Un sexisme systémique

Un sexisme bien réel donc, et que constatent aussi les professionnels de santé lors de conversations avec les patientes et sur leur lieu de travail. Le Docteur Maxime Fastrez, gynécologue et directeur de la clinique de l’endométriose, à l'hôpital Erasme (ULB), ne dit pas le contraire :

Dr. Maxime Fastrez, gynécologue et directeur de la clinique de l'endométriose : "Souvent dans ce métier, j'ai vu des comportements sexistes, autant de la part de femmes que d'hommes."

"Souvent dans ce métier, j’ai vu des comportements sexistes, autant de la part de femmes que d’hommes, au cours de ma formation, dans ma carrière." constate-t-il amèrement. "Mais oui, ça existe et ça existe encore, malheureusement. Dans les discussions entre collègues, il y a toujours certaines réticences à accorder, par exemple, un congé menstruel aux femmes."
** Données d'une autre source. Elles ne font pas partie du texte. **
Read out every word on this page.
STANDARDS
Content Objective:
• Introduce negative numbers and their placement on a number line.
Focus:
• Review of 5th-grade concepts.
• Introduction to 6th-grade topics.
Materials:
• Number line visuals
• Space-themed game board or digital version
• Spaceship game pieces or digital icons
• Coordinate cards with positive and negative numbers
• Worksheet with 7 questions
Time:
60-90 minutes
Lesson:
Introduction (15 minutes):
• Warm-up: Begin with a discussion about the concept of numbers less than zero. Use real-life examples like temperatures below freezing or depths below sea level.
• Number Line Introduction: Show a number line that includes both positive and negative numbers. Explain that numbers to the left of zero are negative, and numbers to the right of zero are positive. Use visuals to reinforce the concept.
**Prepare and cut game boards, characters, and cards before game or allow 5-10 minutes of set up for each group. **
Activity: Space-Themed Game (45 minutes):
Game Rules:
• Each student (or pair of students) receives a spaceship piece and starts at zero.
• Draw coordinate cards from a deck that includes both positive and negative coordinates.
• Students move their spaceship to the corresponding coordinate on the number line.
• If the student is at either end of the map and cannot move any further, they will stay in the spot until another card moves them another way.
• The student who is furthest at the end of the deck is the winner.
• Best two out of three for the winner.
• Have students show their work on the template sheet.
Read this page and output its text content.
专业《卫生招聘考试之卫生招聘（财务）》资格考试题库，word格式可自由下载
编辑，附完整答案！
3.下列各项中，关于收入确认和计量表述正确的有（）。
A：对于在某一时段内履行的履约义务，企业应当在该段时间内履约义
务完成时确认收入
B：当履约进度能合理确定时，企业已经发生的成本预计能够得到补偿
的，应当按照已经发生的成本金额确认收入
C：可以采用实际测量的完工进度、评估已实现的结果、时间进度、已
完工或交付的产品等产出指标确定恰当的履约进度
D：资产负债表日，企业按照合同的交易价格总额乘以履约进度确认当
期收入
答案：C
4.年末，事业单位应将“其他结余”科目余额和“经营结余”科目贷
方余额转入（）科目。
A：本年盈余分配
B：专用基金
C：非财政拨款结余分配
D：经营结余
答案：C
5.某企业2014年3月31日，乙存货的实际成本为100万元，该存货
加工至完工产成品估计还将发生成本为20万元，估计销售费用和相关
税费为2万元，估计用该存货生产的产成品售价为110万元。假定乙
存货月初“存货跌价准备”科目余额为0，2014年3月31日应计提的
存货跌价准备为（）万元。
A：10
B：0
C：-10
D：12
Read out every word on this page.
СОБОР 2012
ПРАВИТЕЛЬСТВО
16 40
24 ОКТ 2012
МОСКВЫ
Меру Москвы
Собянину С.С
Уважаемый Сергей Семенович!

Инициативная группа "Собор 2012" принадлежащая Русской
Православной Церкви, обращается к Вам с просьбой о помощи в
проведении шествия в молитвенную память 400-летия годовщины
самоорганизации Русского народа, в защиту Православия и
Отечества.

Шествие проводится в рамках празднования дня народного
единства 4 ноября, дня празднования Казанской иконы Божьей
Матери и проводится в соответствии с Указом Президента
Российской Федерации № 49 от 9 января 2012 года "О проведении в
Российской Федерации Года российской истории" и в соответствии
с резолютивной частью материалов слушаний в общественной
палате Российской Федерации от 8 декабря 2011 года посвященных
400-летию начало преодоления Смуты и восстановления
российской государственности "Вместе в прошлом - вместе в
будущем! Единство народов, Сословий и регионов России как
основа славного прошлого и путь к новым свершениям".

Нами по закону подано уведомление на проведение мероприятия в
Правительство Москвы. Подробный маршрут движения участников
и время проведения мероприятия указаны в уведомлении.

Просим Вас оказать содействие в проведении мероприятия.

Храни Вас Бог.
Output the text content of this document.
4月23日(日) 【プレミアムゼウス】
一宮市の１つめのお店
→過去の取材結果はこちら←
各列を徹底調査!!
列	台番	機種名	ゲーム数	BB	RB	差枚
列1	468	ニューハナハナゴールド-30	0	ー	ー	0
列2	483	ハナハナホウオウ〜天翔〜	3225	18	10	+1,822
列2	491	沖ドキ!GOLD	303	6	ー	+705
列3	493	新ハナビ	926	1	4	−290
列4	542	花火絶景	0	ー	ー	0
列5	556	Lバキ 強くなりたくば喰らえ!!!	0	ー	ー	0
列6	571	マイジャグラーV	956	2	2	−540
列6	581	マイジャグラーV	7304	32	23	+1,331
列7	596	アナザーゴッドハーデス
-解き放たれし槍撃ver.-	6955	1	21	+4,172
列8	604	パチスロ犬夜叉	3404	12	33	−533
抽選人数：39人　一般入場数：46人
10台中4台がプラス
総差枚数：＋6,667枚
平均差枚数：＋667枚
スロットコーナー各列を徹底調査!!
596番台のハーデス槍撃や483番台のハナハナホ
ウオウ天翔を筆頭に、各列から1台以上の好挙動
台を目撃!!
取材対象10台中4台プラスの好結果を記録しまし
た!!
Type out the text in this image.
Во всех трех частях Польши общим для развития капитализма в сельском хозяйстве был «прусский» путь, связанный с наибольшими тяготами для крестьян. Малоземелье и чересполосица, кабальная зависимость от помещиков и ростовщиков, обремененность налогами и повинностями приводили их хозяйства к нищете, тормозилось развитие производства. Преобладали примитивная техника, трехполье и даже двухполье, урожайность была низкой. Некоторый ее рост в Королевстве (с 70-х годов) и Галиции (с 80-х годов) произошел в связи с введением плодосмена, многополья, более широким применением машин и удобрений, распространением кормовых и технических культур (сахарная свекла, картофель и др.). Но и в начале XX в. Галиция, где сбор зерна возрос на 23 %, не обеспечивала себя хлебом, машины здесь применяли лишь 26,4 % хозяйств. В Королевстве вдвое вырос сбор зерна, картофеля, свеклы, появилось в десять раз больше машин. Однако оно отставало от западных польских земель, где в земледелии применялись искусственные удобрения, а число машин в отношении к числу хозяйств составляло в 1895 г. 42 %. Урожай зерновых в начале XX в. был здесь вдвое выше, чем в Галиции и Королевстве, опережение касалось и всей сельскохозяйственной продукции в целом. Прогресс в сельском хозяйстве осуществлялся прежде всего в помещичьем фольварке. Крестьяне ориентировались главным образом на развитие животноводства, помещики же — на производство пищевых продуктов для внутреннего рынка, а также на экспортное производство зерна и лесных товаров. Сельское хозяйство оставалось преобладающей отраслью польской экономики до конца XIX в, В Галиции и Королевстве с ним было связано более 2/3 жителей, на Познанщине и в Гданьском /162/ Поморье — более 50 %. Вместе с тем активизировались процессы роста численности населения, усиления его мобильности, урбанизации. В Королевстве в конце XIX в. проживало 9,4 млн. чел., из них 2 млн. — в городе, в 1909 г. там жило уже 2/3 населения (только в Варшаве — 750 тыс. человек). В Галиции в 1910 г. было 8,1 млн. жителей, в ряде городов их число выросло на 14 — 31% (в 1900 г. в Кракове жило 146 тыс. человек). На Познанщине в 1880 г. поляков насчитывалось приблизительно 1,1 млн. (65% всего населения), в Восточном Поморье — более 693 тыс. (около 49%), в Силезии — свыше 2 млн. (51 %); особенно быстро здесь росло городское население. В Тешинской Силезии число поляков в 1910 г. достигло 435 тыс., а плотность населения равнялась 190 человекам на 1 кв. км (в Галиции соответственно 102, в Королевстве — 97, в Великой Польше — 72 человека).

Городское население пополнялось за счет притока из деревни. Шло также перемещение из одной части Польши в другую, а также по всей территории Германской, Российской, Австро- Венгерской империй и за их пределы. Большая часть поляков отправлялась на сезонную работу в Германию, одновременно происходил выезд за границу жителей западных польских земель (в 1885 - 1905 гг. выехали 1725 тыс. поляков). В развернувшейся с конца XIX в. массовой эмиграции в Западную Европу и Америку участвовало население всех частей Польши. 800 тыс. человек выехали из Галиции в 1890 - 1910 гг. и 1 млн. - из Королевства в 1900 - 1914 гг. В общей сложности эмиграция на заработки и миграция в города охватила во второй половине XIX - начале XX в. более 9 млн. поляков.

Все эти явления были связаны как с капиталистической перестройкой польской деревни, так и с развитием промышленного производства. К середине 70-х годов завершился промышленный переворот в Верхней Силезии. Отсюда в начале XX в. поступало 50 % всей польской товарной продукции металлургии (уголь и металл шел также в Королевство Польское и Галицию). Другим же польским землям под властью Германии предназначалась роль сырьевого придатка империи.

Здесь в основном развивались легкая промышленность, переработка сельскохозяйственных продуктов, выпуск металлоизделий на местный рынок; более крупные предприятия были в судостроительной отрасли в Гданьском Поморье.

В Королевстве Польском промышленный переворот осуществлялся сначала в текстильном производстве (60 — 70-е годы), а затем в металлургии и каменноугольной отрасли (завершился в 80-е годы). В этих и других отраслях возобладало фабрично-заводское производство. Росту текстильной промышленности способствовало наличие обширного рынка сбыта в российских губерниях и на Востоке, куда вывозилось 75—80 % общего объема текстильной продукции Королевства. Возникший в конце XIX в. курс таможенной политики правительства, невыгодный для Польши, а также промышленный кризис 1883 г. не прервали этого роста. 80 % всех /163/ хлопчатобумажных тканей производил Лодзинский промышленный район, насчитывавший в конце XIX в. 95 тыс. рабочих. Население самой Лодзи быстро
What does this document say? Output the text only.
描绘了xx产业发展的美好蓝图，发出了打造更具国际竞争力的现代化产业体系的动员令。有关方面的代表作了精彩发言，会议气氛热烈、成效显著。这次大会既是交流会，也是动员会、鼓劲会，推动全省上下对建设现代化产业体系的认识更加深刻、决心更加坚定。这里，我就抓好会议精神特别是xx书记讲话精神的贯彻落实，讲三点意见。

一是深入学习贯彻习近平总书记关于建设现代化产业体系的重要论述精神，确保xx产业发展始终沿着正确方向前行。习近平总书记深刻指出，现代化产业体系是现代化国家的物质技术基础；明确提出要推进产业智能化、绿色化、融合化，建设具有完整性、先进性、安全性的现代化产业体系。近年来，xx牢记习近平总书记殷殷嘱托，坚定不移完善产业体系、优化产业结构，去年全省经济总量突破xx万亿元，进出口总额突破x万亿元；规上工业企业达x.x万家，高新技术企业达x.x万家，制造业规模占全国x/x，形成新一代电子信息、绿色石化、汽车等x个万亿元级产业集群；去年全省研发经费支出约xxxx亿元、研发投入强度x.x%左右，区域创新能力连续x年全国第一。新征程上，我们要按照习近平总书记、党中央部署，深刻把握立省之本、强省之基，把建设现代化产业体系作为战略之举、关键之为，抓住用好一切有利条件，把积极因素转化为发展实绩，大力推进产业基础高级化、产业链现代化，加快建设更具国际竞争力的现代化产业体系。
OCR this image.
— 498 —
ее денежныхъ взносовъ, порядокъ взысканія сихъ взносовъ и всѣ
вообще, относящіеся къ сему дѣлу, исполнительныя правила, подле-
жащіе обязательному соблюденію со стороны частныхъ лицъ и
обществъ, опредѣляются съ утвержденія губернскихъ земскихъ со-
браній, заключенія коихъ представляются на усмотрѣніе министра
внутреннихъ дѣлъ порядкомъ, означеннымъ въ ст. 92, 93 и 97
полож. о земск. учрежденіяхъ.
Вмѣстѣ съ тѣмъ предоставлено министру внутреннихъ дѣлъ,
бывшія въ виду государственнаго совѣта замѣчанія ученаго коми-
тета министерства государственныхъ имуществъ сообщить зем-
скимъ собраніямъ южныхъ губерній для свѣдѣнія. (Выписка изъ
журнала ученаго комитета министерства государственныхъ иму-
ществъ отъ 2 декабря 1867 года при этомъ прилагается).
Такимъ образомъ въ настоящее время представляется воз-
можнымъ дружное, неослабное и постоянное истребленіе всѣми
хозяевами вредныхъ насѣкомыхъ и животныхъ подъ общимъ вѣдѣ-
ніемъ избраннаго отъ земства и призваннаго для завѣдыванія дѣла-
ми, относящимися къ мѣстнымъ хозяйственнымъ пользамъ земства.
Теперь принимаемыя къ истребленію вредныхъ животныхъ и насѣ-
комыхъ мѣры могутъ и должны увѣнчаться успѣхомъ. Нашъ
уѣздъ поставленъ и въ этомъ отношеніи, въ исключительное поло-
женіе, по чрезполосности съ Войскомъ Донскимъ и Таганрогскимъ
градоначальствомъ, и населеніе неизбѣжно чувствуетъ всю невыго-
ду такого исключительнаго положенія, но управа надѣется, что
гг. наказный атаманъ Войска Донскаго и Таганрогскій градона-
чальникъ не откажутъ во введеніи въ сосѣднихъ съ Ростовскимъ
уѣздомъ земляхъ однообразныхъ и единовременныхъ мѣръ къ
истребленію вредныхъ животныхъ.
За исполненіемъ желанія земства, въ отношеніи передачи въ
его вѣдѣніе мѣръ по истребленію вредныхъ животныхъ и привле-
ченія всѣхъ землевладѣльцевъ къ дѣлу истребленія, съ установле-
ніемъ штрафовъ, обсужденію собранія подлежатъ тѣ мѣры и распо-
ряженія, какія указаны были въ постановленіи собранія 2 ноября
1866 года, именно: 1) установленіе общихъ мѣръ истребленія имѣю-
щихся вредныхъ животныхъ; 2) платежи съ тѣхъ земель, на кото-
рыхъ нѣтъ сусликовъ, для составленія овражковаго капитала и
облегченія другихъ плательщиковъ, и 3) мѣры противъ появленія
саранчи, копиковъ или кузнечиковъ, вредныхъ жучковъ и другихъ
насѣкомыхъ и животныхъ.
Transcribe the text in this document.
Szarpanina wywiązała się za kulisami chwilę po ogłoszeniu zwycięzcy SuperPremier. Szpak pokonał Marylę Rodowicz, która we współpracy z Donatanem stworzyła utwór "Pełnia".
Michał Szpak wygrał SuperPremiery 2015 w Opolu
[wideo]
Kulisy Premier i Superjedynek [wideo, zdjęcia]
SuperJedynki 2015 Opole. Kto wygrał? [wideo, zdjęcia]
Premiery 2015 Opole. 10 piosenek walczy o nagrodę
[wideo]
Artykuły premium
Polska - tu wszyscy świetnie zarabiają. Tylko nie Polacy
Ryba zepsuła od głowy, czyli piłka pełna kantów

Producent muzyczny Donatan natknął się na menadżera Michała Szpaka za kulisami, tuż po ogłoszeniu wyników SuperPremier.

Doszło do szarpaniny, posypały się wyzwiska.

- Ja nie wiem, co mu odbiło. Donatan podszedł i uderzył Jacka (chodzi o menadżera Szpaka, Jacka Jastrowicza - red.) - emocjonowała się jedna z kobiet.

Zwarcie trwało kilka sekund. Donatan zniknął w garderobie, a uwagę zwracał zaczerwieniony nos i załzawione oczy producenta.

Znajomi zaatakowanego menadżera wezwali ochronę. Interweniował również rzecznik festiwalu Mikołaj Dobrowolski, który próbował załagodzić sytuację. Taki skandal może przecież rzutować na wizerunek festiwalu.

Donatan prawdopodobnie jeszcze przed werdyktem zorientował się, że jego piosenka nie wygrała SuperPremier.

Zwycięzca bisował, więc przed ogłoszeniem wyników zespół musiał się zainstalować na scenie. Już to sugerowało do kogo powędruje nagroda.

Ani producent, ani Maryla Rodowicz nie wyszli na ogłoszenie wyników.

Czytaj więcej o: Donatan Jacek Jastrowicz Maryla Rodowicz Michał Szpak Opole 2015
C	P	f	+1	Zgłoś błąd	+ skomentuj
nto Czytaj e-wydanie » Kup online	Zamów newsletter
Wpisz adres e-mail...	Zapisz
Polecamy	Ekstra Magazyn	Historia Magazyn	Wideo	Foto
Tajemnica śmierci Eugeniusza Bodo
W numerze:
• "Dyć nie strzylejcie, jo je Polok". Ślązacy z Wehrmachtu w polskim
Les maladies cardiovasculaires restent la première cause de mortalité chez les femmes en Belgique.
Les maladies cardiovasculaires restent la première cause de mortalité chez les femmes en Belgique. © RTBF

Ces biais sexistes s’étendent à toutes les pathologies, surtout quand les symptômes chez la femme sont spécifiques et diffèrent des symptômes les plus habituels chez l'homme, comme pour un infarctus, alors que les maladies cardiovasculaires restent la première cause de mortalité chez les femmes en Belgique.

L’impact sur la prise en charge est déterminant.

La Docteure Linda Tebachen, gynécologue et chirurgienne, est bien consciente des graves problèmes que cela peut soulever :

Dr. Linda Tebachen - Gynécologue et chirurgienne : "L'impact sur la prise en charge est déterminant."

"Cela a pour conséquence que toutes les maladies sont moins dépistées. Tout va se jouer dans l’interprétation des symptômes et, par ce biais de sexisme, dans la personne qui les rapporte. L’impact sur la prise en charge est déterminant."

Face à ces constats, le monde académique a commencé à inclure la prise en compte de la notion de genre dans les études de médecine. Mais comme pour tout changement systémique, il faudra du temps pour faire évoluer les mentalités.

 

Une autre discrimination qui a la vie dure : le "syndrome méditerranéen"


Sous ce terme barbare se cache la façon dont, à cause de préjugés racistes, du personnel soignant et des médecins traitent différemment les patients d’origine africaine ou maghrébine car ils les estiment prompts à l’exagération et donc peu fiables quant à l’expression de leur douleur. Ou à l’inverse, ils les considèrent comme "durs au mal", donc capables d’endurer plus et plus longtemps.

Cette vision raciste des choses prend racine dans la médecine française de la fin des années 70. Le fait de nommer cela un syndrome dénote une volonté de parer d’un aspect scientifique une prise de position xénophobe.

L’expression est moins utilisée aujourd’hui, mais ces clichés persistent à l’hôpital et dans les cabinets médicaux.

Les femmes sont cependant en première ligne car quand une femme est de l’une ou l’autre de ces origines, c’est encore pire pour elle. Le personnel médical a, consciemment ou inconsciemment, tendance à considérer que la femme noire ou maghrébine en fait trop, car jugée d’une part "robuste" et de l’autre "hystérique".